- Zone 1. AR – Active Recovery. Less than 56% of FTP.
- Zone 2. E – Endurance. 56-75% of FTP. Used for aerobic endurance training. The intensity at which an Ironman Triathlon is typically raced.
- Zone 3. TE – Tempo. 76-90% of FTP. A moderately hard effort. Equivalent to half iron racing intensity and also to riding in a fast moving pack in a road race.
- Zone 4. TH – Threshold. 91-105% of FTP. A hard effort sustainable for roughly an hour. At 100% of FTP you are riding at CP60 – the critical power you could maintain for 60 minutes. This is the intensity at which you begin to redline.

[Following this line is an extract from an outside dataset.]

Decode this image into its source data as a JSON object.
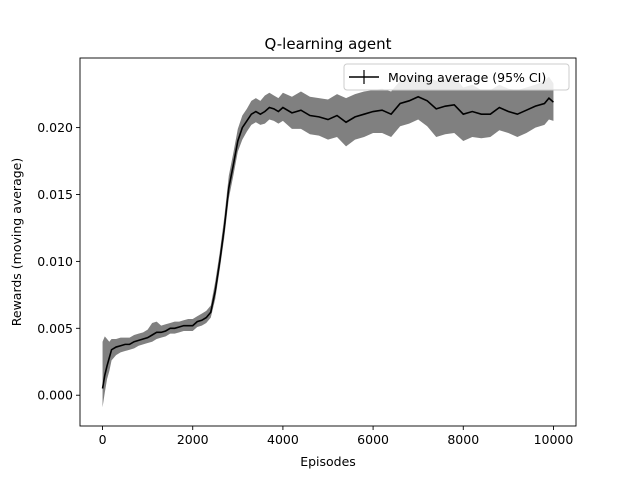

- Zone 5. VM – VO2max. 106-120% of FTP. The upper end of this zone is sustainable for about 6 minutes depending on how anaerobically fit you are. This intensity often determines the outcomes of bike road races on hills, when there are breakaways, and in cross winds.
- Zone 6. AC – Anaerobic Capacity. Greater than 120% of FTP. Again, this intensity is common in road racing, but is never a factor in non-drafting triathlons.
Zone 1: <107
Zone 2: 108 - 144
Zone 3: 145 - 173
Zone 4: 174 - 202
Zone 5: 203 - 230
Zone 6: 231+
Now I have to do a little planning and come up with a detailed training plan. Right now, I'm in the base training phase where the majority of the rides are spent in zones 1 and 2. Based on memory, I'd say most of my rides lately have correctly fallen into zone 2. I don't think I could bike for 2-3 hours at zone 1 unless it was a recovery day.